The Intel Core DUO 2 CPU had a ‘solo’ variant which was off the same assembly line. Pricing is indeed a dilemma.
Very early in the Soviet development of micro processors the few to get such a processor frequently found it accompanied with a short list of instructions that that particular chip was unable to execute.
Gene Amdahl’s company Trillium was predicated on a large chip to be a 370. It was to have redundant CPU elements to increase yield. I don’t know if they planned to deliver chips of various performance from the same line. The notion of redundant cache sections was already proven.
The day that I visited the SWAC computer at UCLA in perhaps 1950, the machine was not running. It spent most of its time in this state as they were busy ‘improving’ the architecture of the machine. The number of bits in a word varied from day to day, depending on how many Williams tubes were working. There was not much running code at that point.
In that short interval (1959) between the invention of linked lists and the invention of Hamming codes, I and several others contemplated programming machines with enormous memories with known bad spots. The need for contiguous good words to hold arrays might be thus avoided. Today RAM and disks ‘transparently’ hide bad spots.

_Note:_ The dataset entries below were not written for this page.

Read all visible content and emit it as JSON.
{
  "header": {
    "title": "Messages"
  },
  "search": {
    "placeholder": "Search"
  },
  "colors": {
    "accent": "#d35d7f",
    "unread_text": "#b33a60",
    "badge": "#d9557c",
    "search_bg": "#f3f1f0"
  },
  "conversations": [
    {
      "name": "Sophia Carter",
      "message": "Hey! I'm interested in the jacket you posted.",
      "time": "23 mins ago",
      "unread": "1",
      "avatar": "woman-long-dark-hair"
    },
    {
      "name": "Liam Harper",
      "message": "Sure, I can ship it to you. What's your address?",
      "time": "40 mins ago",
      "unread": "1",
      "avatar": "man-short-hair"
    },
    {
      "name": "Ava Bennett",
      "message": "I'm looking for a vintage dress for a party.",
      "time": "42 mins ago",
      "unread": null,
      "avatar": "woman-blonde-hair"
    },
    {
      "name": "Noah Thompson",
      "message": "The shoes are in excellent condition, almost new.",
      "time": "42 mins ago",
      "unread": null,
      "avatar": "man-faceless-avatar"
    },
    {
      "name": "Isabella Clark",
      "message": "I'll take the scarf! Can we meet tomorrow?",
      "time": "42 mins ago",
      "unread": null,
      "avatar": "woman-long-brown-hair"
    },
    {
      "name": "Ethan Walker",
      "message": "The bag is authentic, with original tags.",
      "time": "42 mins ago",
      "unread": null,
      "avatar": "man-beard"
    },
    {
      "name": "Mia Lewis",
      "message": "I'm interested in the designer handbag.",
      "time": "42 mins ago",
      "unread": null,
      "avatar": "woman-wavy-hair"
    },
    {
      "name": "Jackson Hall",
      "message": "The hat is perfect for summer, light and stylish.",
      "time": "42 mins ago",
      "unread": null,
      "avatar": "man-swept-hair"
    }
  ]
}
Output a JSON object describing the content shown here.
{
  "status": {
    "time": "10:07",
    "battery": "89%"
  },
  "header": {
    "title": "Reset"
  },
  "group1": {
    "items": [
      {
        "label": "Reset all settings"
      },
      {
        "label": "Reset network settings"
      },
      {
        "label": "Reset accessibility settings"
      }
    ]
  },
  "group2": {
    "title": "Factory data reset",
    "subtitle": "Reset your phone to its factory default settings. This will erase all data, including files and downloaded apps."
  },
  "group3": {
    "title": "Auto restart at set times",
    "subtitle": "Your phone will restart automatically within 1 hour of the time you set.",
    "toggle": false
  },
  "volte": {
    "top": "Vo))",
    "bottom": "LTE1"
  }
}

Ted Hoff tells of a DAC part that Intel made where critical resistances on the chip depended which position on the wafer the chip was born.
Warning: The following story is 3rd or 4th hand:
Seymour Cray visited an early transistor manufacturer.
They showed him how they tested the transistors, for linearity, I think, rejecting many for failing the test.
I suppose that early customers were building analog circuits.
The next day Seymour asked them if he could buy a batch of rejects, and then went on to build perhaps his first transistor computer, perhaps the CDC 160.
Many of the reject transistors suited digital circuits better than their linear brethren.